Direct infringement under § 271(a) may be established even absent a principal-agent relationship, a contractual arrangement, or a joint enterprise, when an alleged infringer conditions participation or a benefit upon performance of a step and sets the manner or timing of that performance. Here, for example, an accused infringer that instructed its customers on how to perform the remainder of a claimed method using its servers was found to directly infringe the claimed method because the instructions conditioned the use of the servers on the performance and dictated how and when the performance should be completed. “[L]iability under § 271(a) can also be found when an alleged infringer conditions participation in an activity or receipt of a benefit upon performance of a step or steps of a patented method and establishes the manner or timing of that performance.” It may nevertheless be best to ensure that all method claims can be infringed by a single entity, although certain divided actions may still be attributable to such a single entity.
Background / Facts: Following remand from the Supreme Court and a subsequent panel decision finding no joint tortfeasor liability for direct infringement, the court sitting en banc here has again convened to consider the issue of divided infringement. The patent at bar claims methods for delivering content over the Internet. It is undisputed that the accused infringer performs every step of the claimed method save for the “tagging” step, in which its customers tag the content to be hosted and delivered by the accused infringer’s content delivery network.
Issue(s): Whether section 271(a) is limited solely to principal-agent relationships, contractual arrangements, and joint enterprise, as the vacated panel decision held.
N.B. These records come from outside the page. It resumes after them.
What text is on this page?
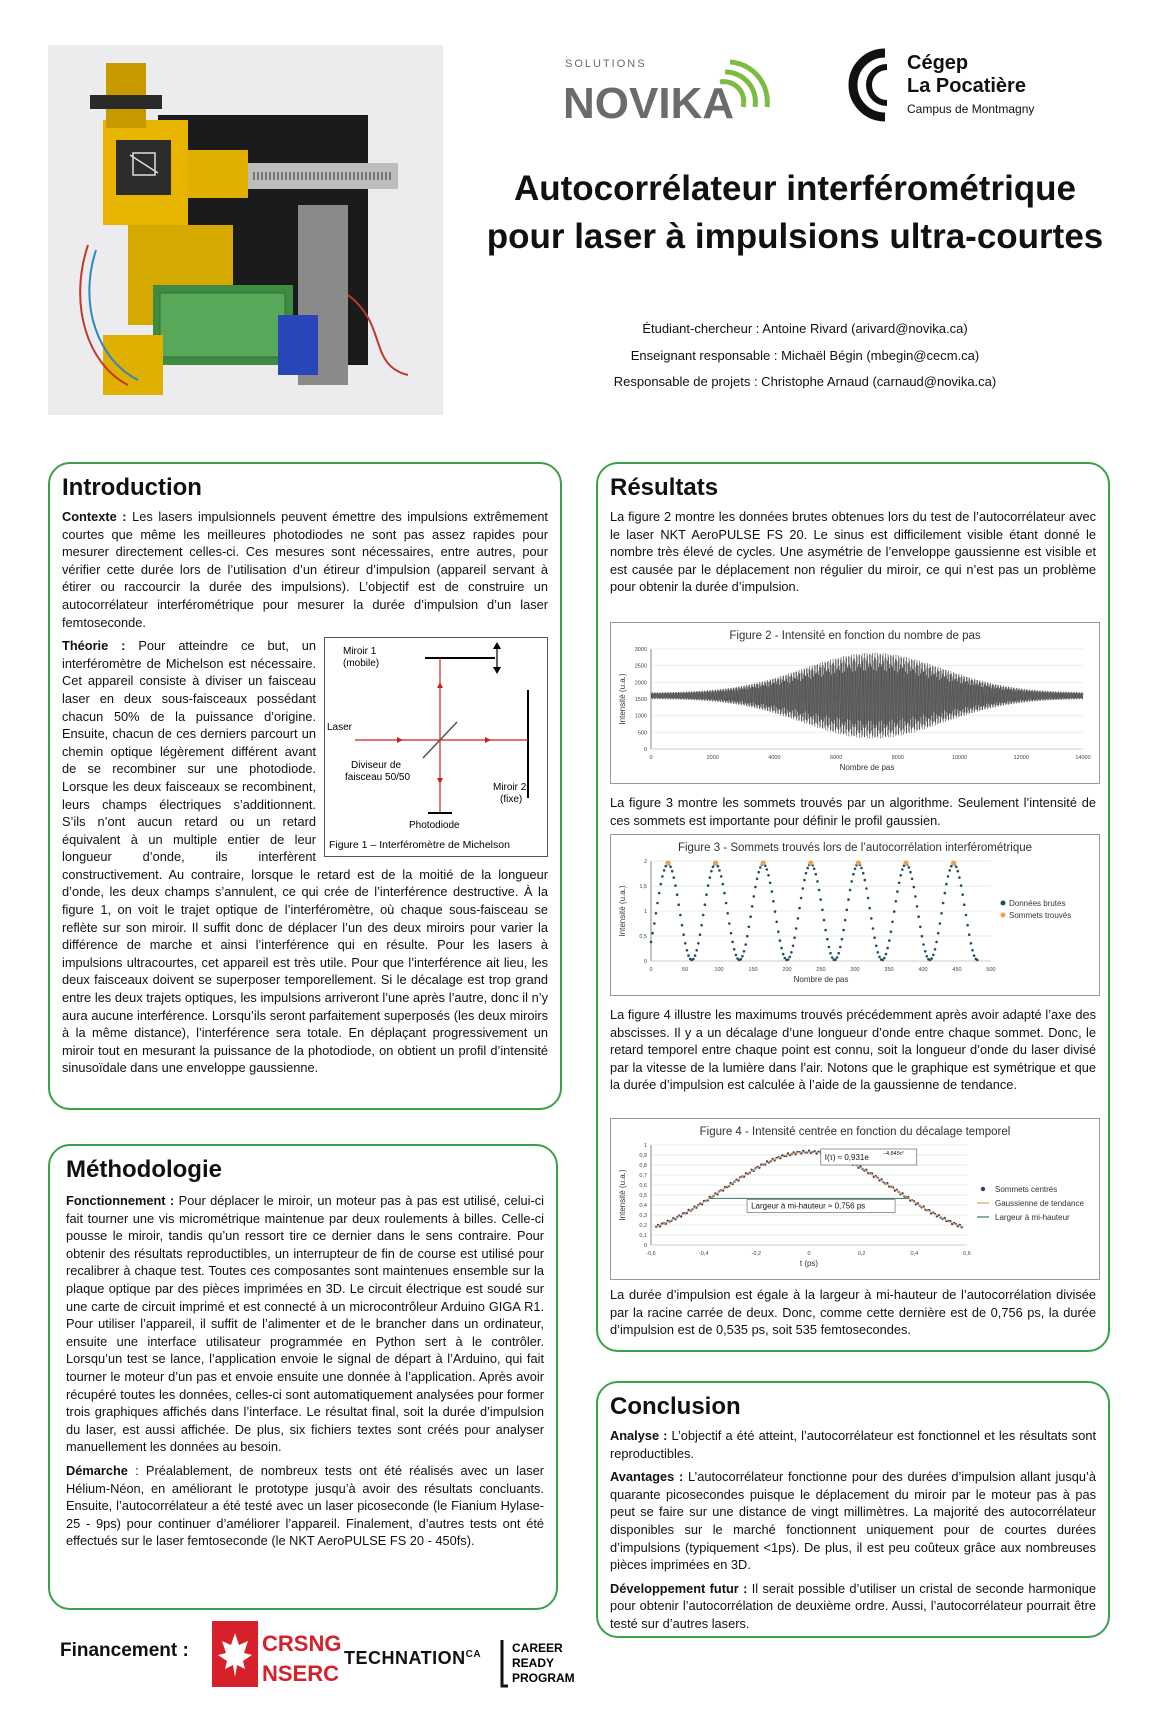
SOLUTIONS
NOVIKA
Cégep
La Pocatière
Campus de Montmagny
Autocorrélateur interférométrique
pour laser à impulsions ultra-courtes
Étudiant-chercheur : Antoine Rivard (arivard@novika.ca)
Enseignant responsable : Michaël Bégin (mbegin@cecm.ca)
Responsable de projets : Christophe Arnaud (carnaud@novika.ca)
Introduction

Contexte : Les lasers impulsionnels peuvent émettre des impulsions extrêmement courtes que même les meilleures photodiodes ne sont pas assez rapides pour mesurer directement celles-ci. Ces mesures sont nécessaires, entre autres, pour vérifier cette durée lors de l’utilisation d’un étireur d’impulsion (appareil servant à étirer ou raccourcir la durée des impulsions). L’objectif est de construire un autocorrélateur interférométrique pour mesurer la durée d’impulsion d’un laser femtoseconde.

Miroir 1
(mobile)
Laser
Diviseur de
faisceau 50/50
Miroir 2
(fixe)
Photodiode
Figure 1 – Interféromètre de Michelson

Théorie : Pour atteindre ce but, un interféromètre de Michelson est nécessaire. Cet appareil consiste à diviser un faisceau laser en deux sous-faisceaux possédant chacun 50% de la puissance d’origine. Ensuite, chacun de ces derniers parcourt un chemin optique légèrement différent avant de se recombiner sur une photodiode. Lorsque les deux faisceaux se recombinent, leurs champs électriques s’additionnent. S’ils n’ont aucun retard ou un retard équivalent à un multiple entier de leur longueur d’onde, ils interfèrent constructivement. Au contraire, lorsque le retard est de la moitié de la longueur d’onde, les deux champs s’annulent, ce qui crée de l’interférence destructive. À la figure 1, on voit le trajet optique de l’interféromètre, où chaque sous-faisceau se reflète sur son miroir. Il suffit donc de déplacer l’un des deux miroirs pour varier la différence de marche et ainsi l’interférence qui en résulte. Pour les lasers à impulsions ultracourtes, cet appareil est très utile. Pour que l’interférence ait lieu, les deux faisceaux doivent se superposer temporellement. Si le décalage est trop grand entre les deux trajets optiques, les impulsions arriveront l’une après l’autre, donc il n’y aura aucune interférence. Lorsqu’ils seront parfaitement superposés (les deux miroirs à la même distance), l’interférence sera totale. En déplaçant progressivement un miroir tout en mesurant la puissance de la photodiode, on obtient un profil d’intensité sinusoïdale dans une enveloppe gaussienne.

Méthodologie

Fonctionnement : Pour déplacer le miroir, un moteur pas à pas est utilisé, celui-ci fait tourner une vis micrométrique maintenue par deux roulements à billes. Celle-ci pousse le miroir, tandis qu’un ressort tire ce dernier dans le sens contraire. Pour obtenir des résultats reproductibles, un interrupteur de fin de course est utilisé pour recalibrer à chaque test. Toutes ces composantes sont maintenues ensemble sur la plaque optique par des pièces imprimées en 3D. Le circuit électrique est soudé sur une carte de circuit imprimé et est connecté à un microcontrôleur Arduino GIGA R1. Pour utiliser l’appareil, il suffit de l’alimenter et de le brancher dans un ordinateur, ensuite une interface utilisateur programmée en Python sert à le contrôler. Lorsqu’un test se lance, l’application envoie le signal de départ à l’Arduino, qui fait tourner le moteur d’un pas et envoie ensuite une donnée à l’application. Après avoir récupéré toutes les données, celles-ci sont automatiquement analysées pour former trois graphiques affichés dans l’interface. Le résultat final, soit la durée d’impulsion du laser, est aussi affichée. De plus, six fichiers textes sont créés pour analyser manuellement les données au besoin.

Démarche : Préalablement, de nombreux tests ont été réalisés avec un laser Hélium-Néon, en améliorant le prototype jusqu’à avoir des résultats concluants. Ensuite, l’autocorrélateur a été testé avec un laser picoseconde (le Fianium Hylase-25 - 9ps) pour continuer d’améliorer l’appareil. Finalement, d’autres tests ont été effectués sur le laser femtoseconde (le NKT AeroPULSE FS 20 - 450fs).

Résultats
La figure 2 montre les données brutes obtenues lors du test de l’autocorrélateur avec le laser NKT AeroPULSE FS 20. Le sinus est difficilement visible étant donné le nombre très élevé de cycles. Une asymétrie de l’enveloppe gaussienne est visible et est causée par le déplacement non régulier du miroir, ce qui n’est pas un problème pour obtenir la durée d’impulsion.
Figure 2 - Intensité en fonction du nombre de pas
0	2000	4000	6000	8000	10000	12000	14000
0
500
1000
1500
2000
2500
3000
Nombre de pas
Intensité (u.a.)
La figure 3 montre les sommets trouvés par un algorithme. Seulement l’intensité de ces sommets est importante pour définir le profil gaussien.
Figure 3 - Sommets trouvés lors de l’autocorrélation interférométrique
0	50	100	150	200	250	300	350	400	450	500
0
0,5
1
1,5
2
Nombre de pas
Intensité (u.a.)	Données brutes
Sommets trouvés
La figure 4 illustre les maximums trouvés précédemment après avoir adapté l’axe des abscisses. Il y a un décalage d’une longueur d’onde entre chaque sommet. Donc, le retard temporel entre chaque point est connu, soit la longueur d’onde du laser divisé par la vitesse de la lumière dans l’air. Notons que le graphique est symétrique et que la durée d’impulsion est calculée à l’aide de la gaussienne de tendance.
Figure 4 - Intensité centrée en fonction du décalage temporel
-0,6	-0,4	-0,2	0	0,2	0,4	0,6
0
0,1
0,2
0,3
0,4
0,5
0,6
0,7
0,8
0,9
1
t (ps)
Intensité (u.a.)	Largeur à mi-hauteur ≈ 0,756 ps
I(τ) ≈ 0,931e	−4,845τ²
Sommets centrés
Gaussienne de tendance
Largeur à mi-hauteur
La durée d’impulsion est égale à la largeur à mi-hauteur de l’autocorrélation divisée par la racine carrée de deux. Donc, comme cette dernière est de 0,756 ps, la durée d’impulsion est de 0,535 ps, soit 535 femtosecondes.
Conclusion

Analyse : L’objectif a été atteint, l’autocorrélateur est fonctionnel et les résultats sont reproductibles.

Avantages : L’autocorrélateur fonctionne pour des durées d’impulsion allant jusqu’à quarante picosecondes puisque le déplacement du miroir par le moteur pas à pas peut se faire sur une distance de vingt millimètres. La majorité des autocorrélateur disponibles sur le marché fonctionnent uniquement pour de courtes durées d’impulsions (typiquement <1ps). De plus, il est peu coûteux grâce aux nombreuses pièces imprimées en 3D.

Développement futur : Il serait possible d’utiliser un cristal de seconde harmonique pour obtenir l’autocorrélation de deuxième ordre. Aussi, l’autocorrélateur pourrait être testé sur d’autres lasers.

Financement :	CRSNG
NSERC
$TECHNATION^{CA}$	CAREER
READY
PROGRAM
Holding(s): No. “We conclude, on the facts of this case, that liability under § 271(a) can also be found when an alleged infringer conditions participation in an activity or receipt of a benefit upon performance of a step or steps of a patented method and establishes the manner or timing of that performance.” Here, the accused infringer “conditions its customers’ use of its content delivery network upon its customers’ performance of the tagging and serving steps, and … establishes the manner or timing of its customers’ performance.” In particular, the accused infringer “sends its customer a welcome letter instructing the customer how to use [its] service” and “tells the customer that a Technical Account Manager employed by [the accused infringer] will lead the implementation of [its] services.” Further, the “customers do not merely take [the accused infringer’s] guidance and act independently on their own. Rather, [the accused infringer] establishes the manner and timing of its customers’ performance so that customers can only avail themselves of the service upon their performance of the method steps.”